Ob Kaiser Franz Joseph, zu dessen Reich Brač in seiner wechselhaften Geschichte auch einmal gehörte, dieses Höhenpanorama auch einmal genoss, entzieht sich unserer Kenntnis. Jedenfalls soll er drei Tage und Nächte auf der Insel zugebracht haben, wovon zumindest das Bild einer Bettstatt zeugt, in der er angeblich genächtigt hat, das in der schmucken Privatpension Villa Giardino in Bol hängt, die bis vor wenigen Jahren einer Wienerin gehörte (und mittlerweile in internationalen Besitz überging).

Österreicher zog und zieht es - nicht nur als Touristen - immer wieder auf diese Insel. Neben einigen Privatpersonen, die sich Häuser auf Brač zulegten, ist etwa Hans Peter Haselsteiner als Investor eines Luxushotels im Norden der Insel ("Lemongarden") hervorgetreten, wobei von ihm auch gleich der umliegende Ort, Sutivan, einer Restaurierung unterzogen wurde - und nun in feiner, stilvoller Pracht glänzt.
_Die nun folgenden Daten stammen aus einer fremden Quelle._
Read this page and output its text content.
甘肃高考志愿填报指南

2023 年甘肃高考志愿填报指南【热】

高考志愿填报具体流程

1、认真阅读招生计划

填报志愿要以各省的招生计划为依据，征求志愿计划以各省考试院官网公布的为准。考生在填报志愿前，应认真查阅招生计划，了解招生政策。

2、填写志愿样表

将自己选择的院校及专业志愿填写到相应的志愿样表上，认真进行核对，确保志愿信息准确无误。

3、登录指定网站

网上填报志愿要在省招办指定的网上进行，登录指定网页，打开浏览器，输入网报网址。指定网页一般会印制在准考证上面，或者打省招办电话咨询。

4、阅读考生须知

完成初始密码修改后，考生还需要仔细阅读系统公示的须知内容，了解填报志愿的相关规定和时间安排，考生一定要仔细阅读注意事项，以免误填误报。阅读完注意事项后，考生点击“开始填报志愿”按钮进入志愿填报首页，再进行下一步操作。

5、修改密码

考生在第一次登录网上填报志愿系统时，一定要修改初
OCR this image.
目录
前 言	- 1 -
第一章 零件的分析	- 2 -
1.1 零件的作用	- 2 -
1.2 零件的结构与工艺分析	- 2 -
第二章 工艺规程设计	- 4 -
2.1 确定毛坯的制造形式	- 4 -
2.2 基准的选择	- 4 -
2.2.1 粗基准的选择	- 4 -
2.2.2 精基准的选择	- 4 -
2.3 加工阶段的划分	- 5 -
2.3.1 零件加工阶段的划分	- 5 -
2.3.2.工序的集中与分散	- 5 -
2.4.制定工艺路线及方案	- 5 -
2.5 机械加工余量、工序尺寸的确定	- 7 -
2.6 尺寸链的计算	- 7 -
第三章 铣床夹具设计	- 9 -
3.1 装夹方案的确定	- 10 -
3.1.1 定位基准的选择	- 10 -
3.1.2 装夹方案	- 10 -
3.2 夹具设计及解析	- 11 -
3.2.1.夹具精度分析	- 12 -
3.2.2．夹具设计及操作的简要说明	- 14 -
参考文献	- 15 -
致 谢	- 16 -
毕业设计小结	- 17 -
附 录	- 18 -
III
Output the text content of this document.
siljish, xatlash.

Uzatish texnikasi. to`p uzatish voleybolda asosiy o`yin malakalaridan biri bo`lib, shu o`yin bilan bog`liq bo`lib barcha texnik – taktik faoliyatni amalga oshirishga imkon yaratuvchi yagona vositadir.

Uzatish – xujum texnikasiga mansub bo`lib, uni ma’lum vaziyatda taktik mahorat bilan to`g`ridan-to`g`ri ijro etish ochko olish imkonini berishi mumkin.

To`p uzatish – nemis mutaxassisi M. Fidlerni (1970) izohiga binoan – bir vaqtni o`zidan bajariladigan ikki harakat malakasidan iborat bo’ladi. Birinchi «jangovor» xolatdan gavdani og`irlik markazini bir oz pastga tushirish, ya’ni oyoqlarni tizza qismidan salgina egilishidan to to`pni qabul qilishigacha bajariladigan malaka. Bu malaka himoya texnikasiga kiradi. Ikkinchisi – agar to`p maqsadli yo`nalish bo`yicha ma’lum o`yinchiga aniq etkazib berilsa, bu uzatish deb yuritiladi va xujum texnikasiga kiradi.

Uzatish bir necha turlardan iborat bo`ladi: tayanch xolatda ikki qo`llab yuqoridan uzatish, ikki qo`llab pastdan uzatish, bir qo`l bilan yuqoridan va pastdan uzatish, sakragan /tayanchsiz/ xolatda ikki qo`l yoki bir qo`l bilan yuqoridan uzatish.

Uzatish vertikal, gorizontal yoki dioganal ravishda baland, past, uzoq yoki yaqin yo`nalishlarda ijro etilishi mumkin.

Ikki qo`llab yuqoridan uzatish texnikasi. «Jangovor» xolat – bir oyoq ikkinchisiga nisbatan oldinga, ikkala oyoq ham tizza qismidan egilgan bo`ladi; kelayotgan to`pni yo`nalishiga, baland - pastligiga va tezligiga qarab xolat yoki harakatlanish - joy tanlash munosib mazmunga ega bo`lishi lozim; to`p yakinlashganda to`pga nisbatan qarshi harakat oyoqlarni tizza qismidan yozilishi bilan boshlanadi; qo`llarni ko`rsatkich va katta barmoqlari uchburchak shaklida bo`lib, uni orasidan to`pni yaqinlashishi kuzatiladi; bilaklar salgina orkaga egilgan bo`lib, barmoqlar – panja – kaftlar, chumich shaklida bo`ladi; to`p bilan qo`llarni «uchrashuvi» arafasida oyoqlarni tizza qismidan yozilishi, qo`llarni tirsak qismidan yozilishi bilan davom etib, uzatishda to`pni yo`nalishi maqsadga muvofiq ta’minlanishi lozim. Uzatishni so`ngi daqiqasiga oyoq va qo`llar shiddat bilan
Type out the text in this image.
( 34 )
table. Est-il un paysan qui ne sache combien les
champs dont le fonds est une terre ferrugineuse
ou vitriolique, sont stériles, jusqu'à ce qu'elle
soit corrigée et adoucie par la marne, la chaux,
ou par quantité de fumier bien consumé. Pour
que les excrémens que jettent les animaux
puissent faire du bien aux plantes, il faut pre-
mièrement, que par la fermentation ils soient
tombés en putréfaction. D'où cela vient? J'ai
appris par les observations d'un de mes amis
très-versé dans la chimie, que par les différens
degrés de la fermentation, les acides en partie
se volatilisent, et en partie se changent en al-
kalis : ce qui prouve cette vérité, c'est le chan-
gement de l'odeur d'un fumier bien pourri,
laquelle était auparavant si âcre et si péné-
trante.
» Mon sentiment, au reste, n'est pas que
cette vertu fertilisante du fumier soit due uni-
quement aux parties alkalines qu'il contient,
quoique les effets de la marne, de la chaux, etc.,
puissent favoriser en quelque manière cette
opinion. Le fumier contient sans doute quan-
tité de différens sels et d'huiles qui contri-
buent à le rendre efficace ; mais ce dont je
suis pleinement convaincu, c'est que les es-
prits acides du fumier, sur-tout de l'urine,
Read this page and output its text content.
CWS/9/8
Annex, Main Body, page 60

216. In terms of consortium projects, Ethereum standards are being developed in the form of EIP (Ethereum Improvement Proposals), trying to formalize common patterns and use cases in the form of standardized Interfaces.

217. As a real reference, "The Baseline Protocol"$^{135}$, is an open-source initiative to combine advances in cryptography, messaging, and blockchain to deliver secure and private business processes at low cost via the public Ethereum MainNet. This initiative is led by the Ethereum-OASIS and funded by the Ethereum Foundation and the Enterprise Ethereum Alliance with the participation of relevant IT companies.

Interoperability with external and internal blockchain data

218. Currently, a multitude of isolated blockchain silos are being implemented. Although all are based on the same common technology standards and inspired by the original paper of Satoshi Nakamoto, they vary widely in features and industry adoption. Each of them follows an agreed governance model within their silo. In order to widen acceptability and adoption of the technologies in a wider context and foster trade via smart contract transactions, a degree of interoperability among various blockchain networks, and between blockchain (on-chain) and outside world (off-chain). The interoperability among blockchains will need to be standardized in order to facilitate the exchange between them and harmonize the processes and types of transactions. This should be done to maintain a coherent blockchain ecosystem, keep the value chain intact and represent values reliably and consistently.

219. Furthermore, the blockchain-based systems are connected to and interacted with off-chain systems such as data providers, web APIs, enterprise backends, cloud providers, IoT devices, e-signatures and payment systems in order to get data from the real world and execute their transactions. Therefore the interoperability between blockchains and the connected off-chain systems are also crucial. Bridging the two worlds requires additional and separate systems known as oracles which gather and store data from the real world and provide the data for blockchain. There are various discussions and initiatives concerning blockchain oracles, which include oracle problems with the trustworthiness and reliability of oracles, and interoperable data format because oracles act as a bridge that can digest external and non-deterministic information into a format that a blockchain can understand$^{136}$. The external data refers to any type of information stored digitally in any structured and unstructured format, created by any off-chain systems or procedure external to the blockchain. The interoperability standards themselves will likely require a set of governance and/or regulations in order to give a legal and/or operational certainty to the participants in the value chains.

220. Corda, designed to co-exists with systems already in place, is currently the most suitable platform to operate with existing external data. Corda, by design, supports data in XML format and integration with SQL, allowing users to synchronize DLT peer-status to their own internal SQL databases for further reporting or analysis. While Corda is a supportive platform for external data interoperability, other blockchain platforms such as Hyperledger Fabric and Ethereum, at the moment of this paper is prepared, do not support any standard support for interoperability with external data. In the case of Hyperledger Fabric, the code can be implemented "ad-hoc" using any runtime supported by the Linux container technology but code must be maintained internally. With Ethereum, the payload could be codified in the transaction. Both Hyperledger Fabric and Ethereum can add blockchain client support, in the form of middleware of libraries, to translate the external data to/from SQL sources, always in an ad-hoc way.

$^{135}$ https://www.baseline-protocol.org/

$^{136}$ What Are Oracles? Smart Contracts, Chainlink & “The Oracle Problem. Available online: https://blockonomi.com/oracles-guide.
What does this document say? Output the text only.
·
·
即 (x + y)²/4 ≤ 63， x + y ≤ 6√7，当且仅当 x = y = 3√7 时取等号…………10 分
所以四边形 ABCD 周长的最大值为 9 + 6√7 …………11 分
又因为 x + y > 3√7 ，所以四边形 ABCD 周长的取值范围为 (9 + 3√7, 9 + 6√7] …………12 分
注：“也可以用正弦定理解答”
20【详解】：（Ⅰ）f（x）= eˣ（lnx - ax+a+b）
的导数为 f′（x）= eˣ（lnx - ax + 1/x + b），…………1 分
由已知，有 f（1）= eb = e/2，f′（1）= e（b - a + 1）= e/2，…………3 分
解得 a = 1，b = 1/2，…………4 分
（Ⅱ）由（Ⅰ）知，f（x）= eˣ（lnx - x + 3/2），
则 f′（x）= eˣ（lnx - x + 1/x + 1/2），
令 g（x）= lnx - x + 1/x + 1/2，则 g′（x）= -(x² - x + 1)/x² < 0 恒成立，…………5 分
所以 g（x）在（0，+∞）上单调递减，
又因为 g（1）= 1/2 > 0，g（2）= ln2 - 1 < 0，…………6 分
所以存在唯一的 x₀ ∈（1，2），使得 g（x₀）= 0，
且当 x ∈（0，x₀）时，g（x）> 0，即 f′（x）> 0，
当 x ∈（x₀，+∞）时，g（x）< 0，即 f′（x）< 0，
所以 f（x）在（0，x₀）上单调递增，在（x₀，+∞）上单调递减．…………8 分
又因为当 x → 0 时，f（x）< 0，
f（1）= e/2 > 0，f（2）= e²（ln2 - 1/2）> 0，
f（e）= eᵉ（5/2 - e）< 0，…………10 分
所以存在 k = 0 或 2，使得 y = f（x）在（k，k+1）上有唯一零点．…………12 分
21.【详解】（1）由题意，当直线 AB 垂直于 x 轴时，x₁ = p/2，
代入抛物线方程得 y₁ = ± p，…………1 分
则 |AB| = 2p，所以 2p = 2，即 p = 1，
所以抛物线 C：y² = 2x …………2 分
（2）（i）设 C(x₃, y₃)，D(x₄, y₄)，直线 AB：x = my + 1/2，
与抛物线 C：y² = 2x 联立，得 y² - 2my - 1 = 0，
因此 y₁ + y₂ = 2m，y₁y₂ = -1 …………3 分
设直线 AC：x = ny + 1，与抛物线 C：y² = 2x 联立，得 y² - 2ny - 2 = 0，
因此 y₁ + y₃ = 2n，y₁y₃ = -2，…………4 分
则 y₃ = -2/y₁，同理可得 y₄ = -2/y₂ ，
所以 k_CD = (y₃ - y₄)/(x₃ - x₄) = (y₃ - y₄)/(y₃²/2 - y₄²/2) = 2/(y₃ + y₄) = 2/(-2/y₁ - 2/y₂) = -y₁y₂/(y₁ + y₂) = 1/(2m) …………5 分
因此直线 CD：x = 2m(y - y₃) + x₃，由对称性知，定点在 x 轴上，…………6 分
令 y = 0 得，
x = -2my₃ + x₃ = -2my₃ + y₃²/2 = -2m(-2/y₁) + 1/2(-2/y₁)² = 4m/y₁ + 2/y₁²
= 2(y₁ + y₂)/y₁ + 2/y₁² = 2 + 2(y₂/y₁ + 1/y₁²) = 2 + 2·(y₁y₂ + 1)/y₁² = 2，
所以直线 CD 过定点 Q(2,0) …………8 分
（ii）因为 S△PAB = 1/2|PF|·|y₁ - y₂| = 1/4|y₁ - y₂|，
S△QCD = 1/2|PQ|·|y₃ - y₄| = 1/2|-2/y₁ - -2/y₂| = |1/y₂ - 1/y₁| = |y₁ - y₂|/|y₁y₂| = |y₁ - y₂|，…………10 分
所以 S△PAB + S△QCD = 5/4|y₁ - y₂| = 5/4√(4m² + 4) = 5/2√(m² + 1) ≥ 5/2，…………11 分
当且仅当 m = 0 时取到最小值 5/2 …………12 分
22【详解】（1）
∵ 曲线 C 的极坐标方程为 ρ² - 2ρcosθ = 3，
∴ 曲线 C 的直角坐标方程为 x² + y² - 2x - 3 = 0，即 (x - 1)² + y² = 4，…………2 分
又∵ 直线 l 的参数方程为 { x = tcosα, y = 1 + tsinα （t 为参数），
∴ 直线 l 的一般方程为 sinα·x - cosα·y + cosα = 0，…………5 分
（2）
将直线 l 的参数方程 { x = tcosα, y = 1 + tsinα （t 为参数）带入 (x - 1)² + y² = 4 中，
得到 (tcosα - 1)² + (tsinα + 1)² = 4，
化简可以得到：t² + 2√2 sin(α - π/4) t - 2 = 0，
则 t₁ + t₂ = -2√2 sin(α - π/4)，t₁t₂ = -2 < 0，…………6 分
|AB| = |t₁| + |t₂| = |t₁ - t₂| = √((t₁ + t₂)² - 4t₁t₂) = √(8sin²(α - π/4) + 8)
Und in Bol ist das Hotel Bretanide schon seit längerem in österreichischer Hand, und bietet aufgrund seiner Größe, seiner gepflegten Anlage (die einem dalmatinischen Dorf gleicht, mit zentraler Piazetta für Veranstaltungen) und seiner exquisiten Lage - nur rund 300 Meter vom Goldenen Horn entfernt - ideale Bedingungen vor Ort. Wobei die - zu Fuß bequem erreichbaren - felsigen Buchten westlich des berühmten Strandes Zlatni Rat ja die eigentlichen Entdeckungen ... - aber nein, das verrate ich aus Eigeninteresse lieber doch nicht.

Gerald Schmickl, geb. 1961, ist leitender Redakteur der Beilage "extra" in der "Wiener Zeitung" und Schriftsteller.

Der Artikel entstand in Kooperation mit dem Reisebüro Gruber, Graz.